The reopened Sh250 million mobile traded M-Akiba has raised Sh197 million, falling short of the targeted Sh250 million as investors remained leant on 364-day Treasury bill.
The tranche, which was on offer from February 25 to March 10 hit a subscription rate of 79 per cent, having attracted over 82,829 new registrations. The Capital Markets Authority has approved the bond for secondary trading on the Nairobi Securities Exchange (NSE).
"The 79 per cent subscription rate is a clear indication of Kenyans investment appetite and an affirmation of the need for more innovative financial products in our market," chief executive Geoffrey Odundo said on the outcome.

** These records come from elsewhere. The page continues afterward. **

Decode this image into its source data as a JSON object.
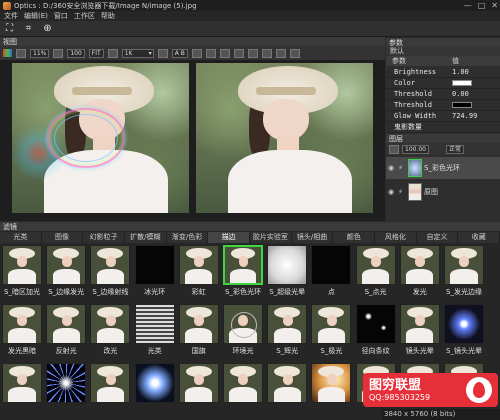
{
  "window": {
    "title": "Optics : D:/360安全浏览器下载/Image N/image (5).jpg",
    "controls": [
      "—",
      "□",
      "✕"
    ]
  },
  "menu": [
    "文件",
    "编辑(E)",
    "窗口",
    "工作区",
    "帮助"
  ],
  "toolbar_icons": [
    "fit-icon",
    "crop-icon",
    "orbit-icon"
  ],
  "viewer": {
    "header": "视图",
    "zoom": "11%",
    "buttons": [
      "100",
      "FIT"
    ],
    "preview_size": "1K",
    "compare_label": "A B"
  },
  "params": {
    "header": "参数",
    "preset": "默认",
    "columns": [
      "参数",
      "值"
    ],
    "rows": [
      {
        "name": "Brightness",
        "value": "1.00"
      },
      {
        "name": "Color",
        "value": ""
      },
      {
        "name": "Threshold",
        "value": "0.00"
      },
      {
        "name": "Threshold",
        "value": ""
      },
      {
        "name": "Glow Width",
        "value": "724.99"
      },
      {
        "name": "鬼影数量",
        "value": ""
      }
    ]
  },
  "layers": {
    "header": "图层",
    "opacity": "100.00",
    "blend": "正常",
    "items": [
      {
        "name": "S_彩色光环",
        "selected": true
      },
      {
        "name": "原图",
        "selected": false
      }
    ]
  },
  "filters": {
    "header": "滤镜",
    "tabs": [
      "光类",
      "图像",
      "幻影粒子",
      "扩散/模糊",
      "渐变/色彩",
      "描边",
      "胶片实验室",
      "镜头/相曲",
      "颜色",
      "风格化",
      "自定义",
      "收藏"
    ],
    "active_tab": "描边",
    "row1": [
      "S_暗区加光",
      "S_边缘发光",
      "S_边缘射线",
      "冰光环",
      "彩虹",
      "S_彩色光环",
      "S_超级光晕",
      "点",
      "S_点光",
      "发光",
      "S_发光边缘"
    ],
    "row2": [
      "发光黑暗",
      "反射光",
      "改光",
      "光类",
      "国旗",
      "环境光",
      "S_辉光",
      "S_极光",
      "径向条纹",
      "镜头光晕",
      "S_镜头光晕"
    ],
    "row3": [
      "",
      "",
      "",
      "",
      "",
      "",
      "",
      "",
      "",
      "",
      ""
    ],
    "selected": "S_彩色光环"
  },
  "status": "3840 x 5760 (8 bits)",
  "watermark": {
    "title": "图穷联盟",
    "sub": "QQ:985303259"
  }
}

The bond had been structured to attract small investors with investments of as little as Sh3,000 to help fund infrastructure as well as inculcate saving culture.

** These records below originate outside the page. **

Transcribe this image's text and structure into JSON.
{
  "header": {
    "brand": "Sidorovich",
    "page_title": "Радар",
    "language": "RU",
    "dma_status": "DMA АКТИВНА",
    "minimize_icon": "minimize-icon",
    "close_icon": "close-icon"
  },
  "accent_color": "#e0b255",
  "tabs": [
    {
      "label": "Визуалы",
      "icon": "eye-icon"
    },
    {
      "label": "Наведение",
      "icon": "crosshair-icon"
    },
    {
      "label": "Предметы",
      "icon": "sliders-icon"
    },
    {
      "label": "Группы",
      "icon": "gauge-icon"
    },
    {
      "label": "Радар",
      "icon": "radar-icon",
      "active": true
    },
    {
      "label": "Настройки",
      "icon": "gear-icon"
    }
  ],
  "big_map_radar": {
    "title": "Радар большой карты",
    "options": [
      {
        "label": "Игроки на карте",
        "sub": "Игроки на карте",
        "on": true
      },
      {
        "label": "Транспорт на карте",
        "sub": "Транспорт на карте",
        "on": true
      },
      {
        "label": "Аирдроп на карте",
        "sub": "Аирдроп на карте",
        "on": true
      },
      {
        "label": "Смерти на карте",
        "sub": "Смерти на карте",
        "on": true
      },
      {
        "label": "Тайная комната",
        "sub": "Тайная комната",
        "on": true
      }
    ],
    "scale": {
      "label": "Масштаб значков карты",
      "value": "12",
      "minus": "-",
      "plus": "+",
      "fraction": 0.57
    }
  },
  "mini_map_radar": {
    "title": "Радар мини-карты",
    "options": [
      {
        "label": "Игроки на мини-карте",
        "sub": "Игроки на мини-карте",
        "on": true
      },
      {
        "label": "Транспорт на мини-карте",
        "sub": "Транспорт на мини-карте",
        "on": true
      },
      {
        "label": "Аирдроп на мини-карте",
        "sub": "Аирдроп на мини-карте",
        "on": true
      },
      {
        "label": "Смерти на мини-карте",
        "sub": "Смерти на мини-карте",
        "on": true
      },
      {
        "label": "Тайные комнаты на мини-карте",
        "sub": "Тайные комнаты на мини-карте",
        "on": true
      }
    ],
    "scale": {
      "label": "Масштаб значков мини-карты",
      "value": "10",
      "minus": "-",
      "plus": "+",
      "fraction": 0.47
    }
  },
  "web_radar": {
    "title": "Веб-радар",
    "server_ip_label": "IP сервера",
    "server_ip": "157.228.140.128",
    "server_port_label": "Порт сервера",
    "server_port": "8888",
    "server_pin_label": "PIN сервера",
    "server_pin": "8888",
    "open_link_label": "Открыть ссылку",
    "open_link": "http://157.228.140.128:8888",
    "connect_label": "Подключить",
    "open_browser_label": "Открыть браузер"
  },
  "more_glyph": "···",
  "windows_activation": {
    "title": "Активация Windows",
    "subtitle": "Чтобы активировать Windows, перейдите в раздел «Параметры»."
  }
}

The outcome defied Mr Odundo who had last month tipped the bond to outmuscle 364-day Treasury bill and two-year bond. The 364-day paper received 266.21 per cent oversubscription despite offering interest of 9.43 per cent, which is below 10 per cent offered on M-Akiba.

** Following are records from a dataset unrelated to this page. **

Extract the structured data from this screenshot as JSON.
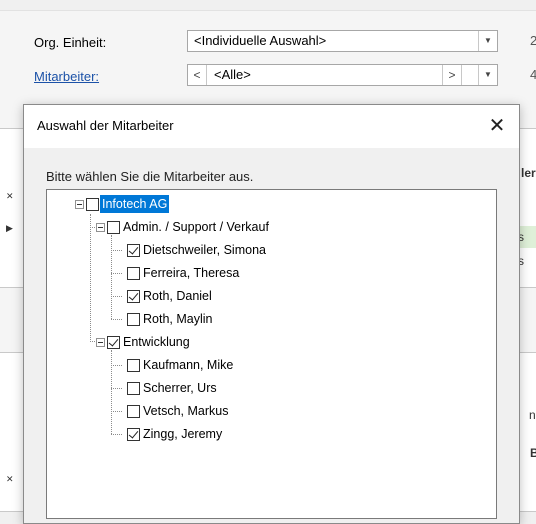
{
  "background": {
    "org_unit_label": "Org. Einheit:",
    "org_unit_value": "<Individuelle Auswahl>",
    "employees_label": "Mitarbeiter:",
    "employees_prev": "<",
    "employees_value": "<Alle>",
    "employees_next": ">",
    "fragments": {
      "header_ler": "ler",
      "row1_s": "s",
      "row2_s": "s",
      "n_text": "n",
      "b_text": "B"
    }
  },
  "dialog": {
    "title": "Auswahl der Mitarbeiter",
    "instruction": "Bitte wählen Sie die Mitarbeiter aus.",
    "tree": [
      {
        "label": "Infotech AG",
        "checked": false,
        "selected": true
      },
      {
        "label": "Admin. / Support / Verkauf",
        "checked": false
      },
      {
        "label": "Dietschweiler, Simona",
        "checked": true
      },
      {
        "label": "Ferreira, Theresa",
        "checked": false
      },
      {
        "label": "Roth, Daniel",
        "checked": true
      },
      {
        "label": "Roth, Maylin",
        "checked": false
      },
      {
        "label": "Entwicklung",
        "checked": true
      },
      {
        "label": "Kaufmann, Mike",
        "checked": false
      },
      {
        "label": "Scherrer, Urs",
        "checked": false
      },
      {
        "label": "Vetsch, Markus",
        "checked": false
      },
      {
        "label": "Zingg, Jeremy",
        "checked": true
      }
    ]
  }
}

Listing the bond on the NSE now brings to three the number of mobile traded bonds on the bourse. In 2017, the Treasury raised Sh247.75 million, being 24.76 per cent subscription, out of Sh1 billion that was put on sale. Only the pilot bond of Sh150 million was fully taken up.
Central Depository and Settlement Corporation (CDSC) chief executive Rose Mambo said the agency now hosts 459,586 M-Akiba bond CDS accounts. This means that only a few people who opened the accounts went ahead to buy the bond.
Last week, the CDSC paid an additional Sh12.38 million bringing the total amount paid in interest to Sh59.67 million.
The CDSC had paid out Sh47.28 million in interest to about 5,509 Kenyans who bought the previous tranche.
"The CDSC will continue to perform its role as the issuing and paying agent for M-Akiba bond.
The CDSC has put in place robust systems that ensure security of client information and seamless settlement of transactions," said Ms Mambo.
Investors who bought the bond will receive interest payments in September 2019, March 2020 and September 2020 when the invested amount will also be redeemed. The Treasury plans next sales in May, July and August, each targeting Sh250 million.